Thursday , July 18, 2019

After a Decade of Experience, Banks Get More Comfortable With Mobile-Capture Risk

Ten years after remote deposit capture became a commercial proposition, banks that offer the service are progressively allowing customers to deposit larger and larger sums. Indeed, as of this month, slightly more than half are applying per-item limits somewhere between $2,001 and $5,000, compared to 49% a year ago and 46% in March 2017, according to a new poll of 105 institutions by RemoteDepositCapture.com, an Alpharetta, Ga.-based research firm.

And while 74% of institutions cap their per-item limits at $5,000 or less, some 19% now have limits above $10,000, have limits customized for each mobile depositor, or have no limit at all, says John Leekley, chief executive and founder at RemoteDepositCapture. “That number continues to grow,” Leekley tells Digital Transactions News.

With RDC, consumers can deposit checks by snapping pictures of them with their smart phones and using technology built into their banking app to send the images. Ever since the option became commercially available, banks have sought to control the risk of bad or fake items by imposing dollar limits. These limits are sometimes applied monthly but per-item caps are more common, according to Leekley. “They’re just being cautious, it’s the prudent thing to,” he says.

This image from the NASA Credit Union shows consumers how mobile remote deposit capture requires them to line up a check image for scanning. (Image credit: NASA Credit Union)

But the experience so far has confounded the original expectations of how the risk of loss would play out, leading more institutions to loosen up, Leekley adds. “People thought it would be doomsday, but checks are the only payment type where fraud losses have gone down,” he says.

In fact, Leekley feels banks should be bolder than they are, especially as authentication technologies like fingerprint recognition are more common on phones. “The thing that surprises me is that [limits] are still stuck this relatively low,” he says. “I’m surprised these limits haven’t increased more quickly.
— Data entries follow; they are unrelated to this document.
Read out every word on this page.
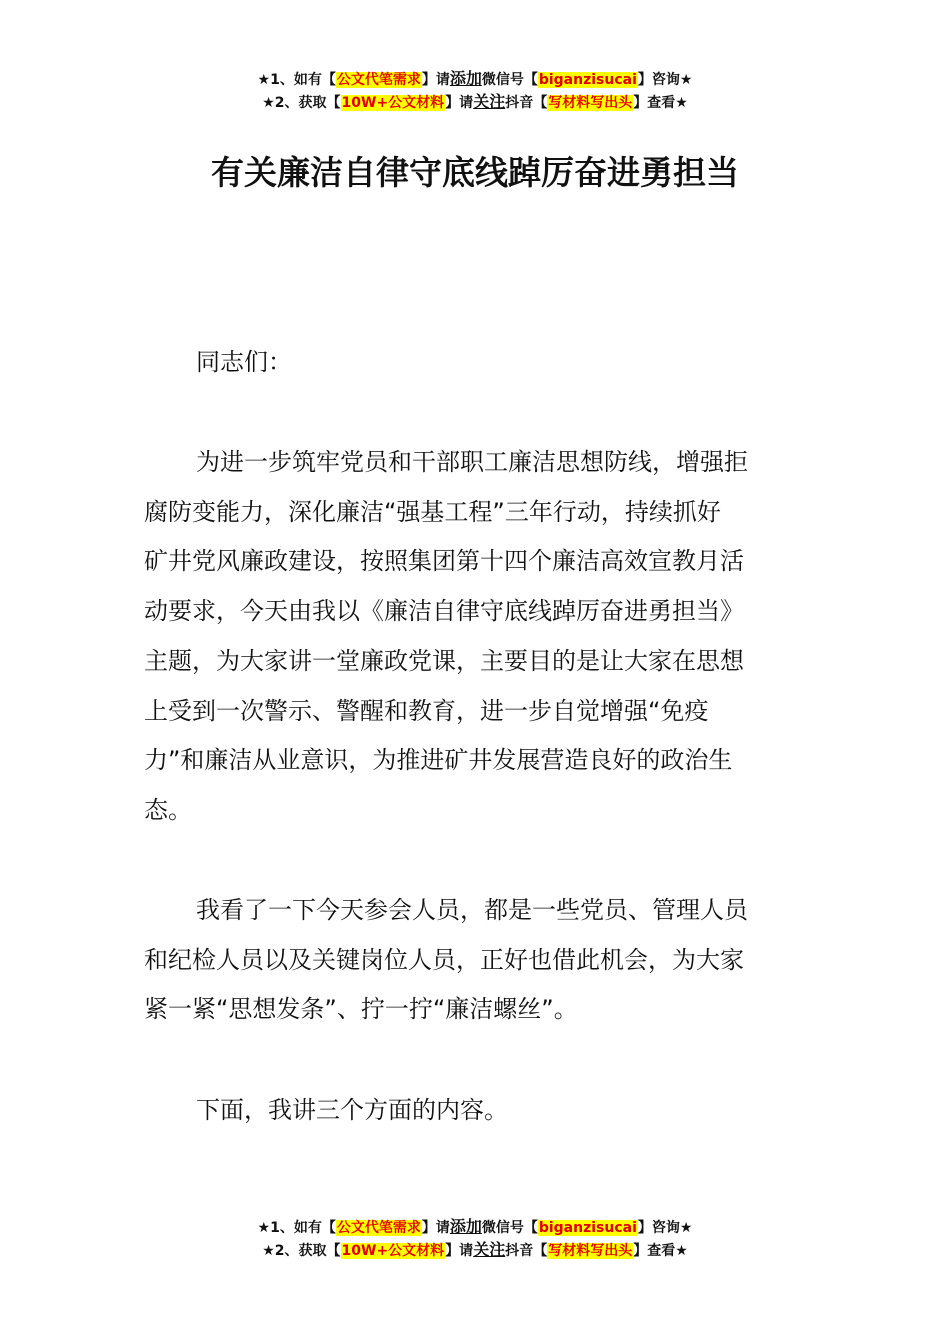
★1、如有【公文代笔需求】请添加微信号【biganzisucai】咨询★
★2、获取【10W+公文材料】请关注抖音【写材料写出头】查看★
有关廉洁自律守底线踔厉奋进勇担当

同志们：

为进一步筑牢党员和干部职工廉洁思想防线，增强拒
腐防变能力，深化廉洁“强基工程”三年行动，持续抓好
矿井党风廉政建设，按照集团第十四个廉洁高效宣教月活
动要求，今天由我以《廉洁自律守底线踔厉奋进勇担当》
主题，为大家讲一堂廉政党课，主要目的是让大家在思想
上受到一次警示、警醒和教育，进一步自觉增强“免疫
力”和廉洁从业意识，为推进矿井发展营造良好的政治生
态。

我看了一下今天参会人员，都是一些党员、管理人员
和纪检人员以及关键岗位人员，正好也借此机会，为大家
紧一紧“思想发条”、拧一拧“廉洁螺丝”。

下面，我讲三个方面的内容。

★1、如有【公文代笔需求】请添加微信号【biganzisucai】咨询★
★2、获取【10W+公文材料】请关注抖音【写材料写出头】查看★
With biometrics, you can verify who’s making a deposit. You can bounce [transactions] off various risk-management data bases.”

While banks may be reluctant to ditch per-item limits altogether (just 4% have done so, according to the latest poll), one trend now is to impose a limit that’s tied to customer lists segmented by risk. Ultimately, this trend could progress even farther. “What we see is an evolution of taking limits to each customer, where every customer has a custom limit,” Leekley says.

One thing that stands out in the research, Leekley adds, is that the more importance a bank places on RDC, the more likely it is to raise limits or experiment with custom limits. “You can tell which financial institutions have made mobile deposit a strategic priority and those that do it because they have to,” he says. “Those that do it as a strategic priority have found out the risks are manageable.”

High or low priority, RDC still accounts for a minority of check deposits compared to ATM or branch activity. Citing statistics from Mitek Systems Inc., a San Diego-based provider of RDC software, Leekley says 16% of all checks were deposited via RDC in the fourth quarter. “We’re making progress, but there’s still room for growth,” he notes.